Company A is the demerging entity
Taxation Determination TD 2004/48 confirms that the head company of the consolidated group can satisfy the requirements of a demerging entity in subsection 125-70(7) of the ITAA 1997.
Subsection 125-70(7) of the ITAA 1997 defines a demerging entity to be a member of a demerger group who disposes of at least 80% of its total ownership interests in another member of the demerger group to owners of original interests in the head entity under a demerger.

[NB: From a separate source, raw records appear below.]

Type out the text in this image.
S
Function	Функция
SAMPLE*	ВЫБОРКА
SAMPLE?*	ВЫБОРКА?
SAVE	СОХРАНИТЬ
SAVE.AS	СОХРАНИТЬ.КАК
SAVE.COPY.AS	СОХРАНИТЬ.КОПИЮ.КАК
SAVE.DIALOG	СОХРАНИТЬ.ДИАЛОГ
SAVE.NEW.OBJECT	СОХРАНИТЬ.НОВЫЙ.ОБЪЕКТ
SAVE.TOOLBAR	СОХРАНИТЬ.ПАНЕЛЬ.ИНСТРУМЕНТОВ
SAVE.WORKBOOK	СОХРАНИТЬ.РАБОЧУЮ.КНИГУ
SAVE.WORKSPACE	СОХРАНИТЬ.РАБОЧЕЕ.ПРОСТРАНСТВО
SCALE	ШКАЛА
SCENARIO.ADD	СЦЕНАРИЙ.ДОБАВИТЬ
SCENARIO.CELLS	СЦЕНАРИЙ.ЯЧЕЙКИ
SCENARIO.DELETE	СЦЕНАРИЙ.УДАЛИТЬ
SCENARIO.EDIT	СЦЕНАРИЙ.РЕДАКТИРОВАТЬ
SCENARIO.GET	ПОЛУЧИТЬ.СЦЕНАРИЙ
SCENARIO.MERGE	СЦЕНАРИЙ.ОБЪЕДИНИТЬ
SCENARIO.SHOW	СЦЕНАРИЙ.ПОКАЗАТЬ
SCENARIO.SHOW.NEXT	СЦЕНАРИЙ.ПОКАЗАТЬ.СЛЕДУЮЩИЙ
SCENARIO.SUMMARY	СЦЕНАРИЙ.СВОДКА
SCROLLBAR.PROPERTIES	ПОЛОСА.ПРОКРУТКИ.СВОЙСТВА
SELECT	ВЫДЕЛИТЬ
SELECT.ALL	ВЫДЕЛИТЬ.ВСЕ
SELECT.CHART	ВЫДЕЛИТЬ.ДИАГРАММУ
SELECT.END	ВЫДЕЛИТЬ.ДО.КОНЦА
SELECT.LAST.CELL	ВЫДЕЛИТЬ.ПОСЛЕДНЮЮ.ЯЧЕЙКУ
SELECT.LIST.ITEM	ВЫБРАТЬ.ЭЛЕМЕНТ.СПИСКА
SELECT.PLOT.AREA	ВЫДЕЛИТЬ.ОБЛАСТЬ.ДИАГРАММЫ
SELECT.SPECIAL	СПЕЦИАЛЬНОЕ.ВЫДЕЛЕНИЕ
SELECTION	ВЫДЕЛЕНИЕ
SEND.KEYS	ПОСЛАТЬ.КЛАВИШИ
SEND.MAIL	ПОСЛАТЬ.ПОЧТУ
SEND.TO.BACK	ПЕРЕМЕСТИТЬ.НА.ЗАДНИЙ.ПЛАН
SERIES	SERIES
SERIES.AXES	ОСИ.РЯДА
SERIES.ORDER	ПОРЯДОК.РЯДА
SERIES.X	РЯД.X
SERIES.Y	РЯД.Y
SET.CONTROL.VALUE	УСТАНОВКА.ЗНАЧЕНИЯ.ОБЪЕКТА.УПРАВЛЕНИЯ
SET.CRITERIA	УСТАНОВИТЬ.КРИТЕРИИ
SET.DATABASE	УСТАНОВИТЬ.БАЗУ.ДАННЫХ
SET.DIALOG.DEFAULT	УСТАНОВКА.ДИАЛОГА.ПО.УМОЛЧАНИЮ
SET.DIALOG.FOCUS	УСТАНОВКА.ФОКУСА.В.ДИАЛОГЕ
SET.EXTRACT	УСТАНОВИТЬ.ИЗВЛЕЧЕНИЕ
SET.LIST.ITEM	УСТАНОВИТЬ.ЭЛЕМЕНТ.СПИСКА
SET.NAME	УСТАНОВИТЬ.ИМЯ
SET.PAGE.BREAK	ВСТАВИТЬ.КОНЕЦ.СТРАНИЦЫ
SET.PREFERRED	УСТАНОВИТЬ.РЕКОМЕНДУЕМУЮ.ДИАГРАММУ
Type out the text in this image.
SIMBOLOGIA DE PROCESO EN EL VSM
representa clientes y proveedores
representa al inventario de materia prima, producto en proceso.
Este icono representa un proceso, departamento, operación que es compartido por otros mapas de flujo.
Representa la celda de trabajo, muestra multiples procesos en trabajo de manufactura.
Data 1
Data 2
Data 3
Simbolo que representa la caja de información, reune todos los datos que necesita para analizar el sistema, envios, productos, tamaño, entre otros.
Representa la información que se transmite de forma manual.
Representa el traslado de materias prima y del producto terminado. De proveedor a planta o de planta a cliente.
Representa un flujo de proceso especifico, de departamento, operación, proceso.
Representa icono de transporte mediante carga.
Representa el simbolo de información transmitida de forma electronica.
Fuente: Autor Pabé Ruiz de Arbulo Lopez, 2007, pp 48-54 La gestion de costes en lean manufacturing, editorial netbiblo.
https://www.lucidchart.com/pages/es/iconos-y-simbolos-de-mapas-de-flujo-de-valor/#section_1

Company A will dispose of 100% of its shares in Company B directly to its shareholder (Mr X) under the demerger, Company A qualifies as the demerging entity for the purposes of subsection 125-70(7) of the ITAA 1997.
Question 4
Will the Commissioner confirm that any capital gain or loss arising to the rulee under CGT event A1 is disregarded under section 125-155 of the ITAA 1997?
Detailed reasoning
Section 125-155 of the ITAA 1997 provides that a demerging entity may ignore capital gains or capital losses arising from certain CGT events (including CGT event A1) happening to its ownership interests in a demerged entity under a demerger.
In the present case:
§ Company A is the demerging entity,
§ CGT event A1 will happen when Company A disposes of its shares in Company B and transfers them to the Company A shareholder, Mr X (per section 104-10 of the ITAA 1997), and
§ this disposal happens under a demerger.
As a consequence, any capital gain or loss arising from CGT event A1 to Company A on the disposal of its Company B shares that were acquired on or after 20 September 1985 (post-CGT shares) under the demerger will be disregarded (section 125-155 of the ITAA 1997).